Why does this matter to me? I have asked myself why this matters to me, why does this bother me, and I have realized four of five reasons. My first reason, is that I have seen this kind of thing before where everyone begins to believe that their house is worth double, which mostly just results in first-time home buyers needlessly being excluded from buying a home. It doesn’t result in everyone being able to sell their house for double, it results in very few people being able to sell their house, and first-time buyers not being able to afford any house.
Reason number two, between the 1940s to the early 1980s, single-family homes in blue-collar neighborhoods cost on average, twice the annual family income. Once real estate investors and real estate agents began to normalize grabbing up and trying to profit off of normal human beings trying to live in a home, not only did they cause the single-family home to cost on average three-four times the annual family income, mom had to begin working full-time, then by the 1990s both mom & dad had to work overtime in order to afford a single-family home.

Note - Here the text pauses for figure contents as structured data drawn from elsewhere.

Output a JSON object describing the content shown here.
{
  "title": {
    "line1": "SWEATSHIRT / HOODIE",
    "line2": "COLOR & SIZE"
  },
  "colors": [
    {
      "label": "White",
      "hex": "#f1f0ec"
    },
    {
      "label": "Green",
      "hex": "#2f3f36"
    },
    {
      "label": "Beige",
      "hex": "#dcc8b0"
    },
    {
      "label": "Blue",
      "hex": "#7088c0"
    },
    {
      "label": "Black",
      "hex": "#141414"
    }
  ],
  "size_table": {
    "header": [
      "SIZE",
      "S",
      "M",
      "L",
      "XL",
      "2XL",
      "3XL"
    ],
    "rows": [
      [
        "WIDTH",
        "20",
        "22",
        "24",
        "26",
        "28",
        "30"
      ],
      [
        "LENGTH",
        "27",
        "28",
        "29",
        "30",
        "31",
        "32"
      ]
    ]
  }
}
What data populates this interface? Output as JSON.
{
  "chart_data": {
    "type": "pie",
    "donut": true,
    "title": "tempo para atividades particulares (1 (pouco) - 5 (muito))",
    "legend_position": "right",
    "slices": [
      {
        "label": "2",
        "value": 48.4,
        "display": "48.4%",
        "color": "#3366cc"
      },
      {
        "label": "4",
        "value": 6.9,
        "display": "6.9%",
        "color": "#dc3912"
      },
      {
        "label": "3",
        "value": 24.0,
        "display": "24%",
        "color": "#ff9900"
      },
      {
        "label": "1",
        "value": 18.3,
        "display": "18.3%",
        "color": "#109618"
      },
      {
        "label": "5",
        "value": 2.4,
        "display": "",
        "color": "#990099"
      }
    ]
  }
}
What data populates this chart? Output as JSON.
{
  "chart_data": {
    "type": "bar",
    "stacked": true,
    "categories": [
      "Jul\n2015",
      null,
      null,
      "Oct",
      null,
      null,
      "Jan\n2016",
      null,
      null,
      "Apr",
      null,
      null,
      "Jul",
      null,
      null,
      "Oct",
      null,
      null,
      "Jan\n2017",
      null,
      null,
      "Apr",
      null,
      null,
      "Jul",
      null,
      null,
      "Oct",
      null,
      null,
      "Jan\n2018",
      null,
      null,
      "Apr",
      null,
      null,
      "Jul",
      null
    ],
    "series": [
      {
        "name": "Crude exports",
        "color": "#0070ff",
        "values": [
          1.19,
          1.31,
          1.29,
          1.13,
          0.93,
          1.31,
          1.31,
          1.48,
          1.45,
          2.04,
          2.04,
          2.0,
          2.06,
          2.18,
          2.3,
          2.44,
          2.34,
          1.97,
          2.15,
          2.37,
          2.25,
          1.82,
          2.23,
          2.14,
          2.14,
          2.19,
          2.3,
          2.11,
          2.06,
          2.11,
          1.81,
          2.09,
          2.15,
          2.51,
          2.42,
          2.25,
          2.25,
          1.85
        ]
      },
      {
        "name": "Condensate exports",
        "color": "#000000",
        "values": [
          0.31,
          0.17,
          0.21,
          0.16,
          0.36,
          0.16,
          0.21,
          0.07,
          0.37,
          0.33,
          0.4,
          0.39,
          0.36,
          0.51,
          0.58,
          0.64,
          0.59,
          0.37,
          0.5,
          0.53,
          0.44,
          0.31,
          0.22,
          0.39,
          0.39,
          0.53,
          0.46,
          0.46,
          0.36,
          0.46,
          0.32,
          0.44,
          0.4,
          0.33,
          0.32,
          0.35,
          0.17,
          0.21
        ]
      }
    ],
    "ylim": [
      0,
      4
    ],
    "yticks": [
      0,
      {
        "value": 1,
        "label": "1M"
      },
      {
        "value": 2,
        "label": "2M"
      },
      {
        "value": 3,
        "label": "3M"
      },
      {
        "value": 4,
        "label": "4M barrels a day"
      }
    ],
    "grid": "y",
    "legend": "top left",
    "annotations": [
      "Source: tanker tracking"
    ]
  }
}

Reason number three, real estate agents are not the smartest people in the World, they are often so greedy that they can’t even think normally or rationally. If a real estate agent really thought this situation through, where there is a nice 4br/2ba home a couple of blocks away for $80K that hasn’t sold in the past several months, several other nice 4br/2ba homes nearby at less than $150K that have not sold, and a couple of huge, 2-story, nice looking, recently updated homes at $400K that haven’t sold in over a year, why would a real estate agent think that there is a demand in this area, buyers in this area, or buyers with money in this area?
Reason four, I can’t understand why a home owner would go through the effort of listing and trying to sell their home, and create a situation where a sale is almost impossible. If the home owner wants to move away and start a new life somewhere else, needs the proceeds from this house sale to pay for a new house somewhere else, or needs to sell this house to pay off debt, why would they sabotage themselves by setting the price so high to make a sale impossible?
Lastly, I wonder what goes on in other people’s minds. What is their understanding and perception of reality? Do they know and understand that the oil boom is over? Do they know that very, very few people in this area earn over $100K per year? Can they look around and see the houses that surround them, that almost all of the houses that surround them are less than $200K houses? Even if there was a medical doctor who could afford over $400K for a house and was looking, why would this doctor purchase a house in this blue-collar neighborhood where the houses range from $50K-$200K?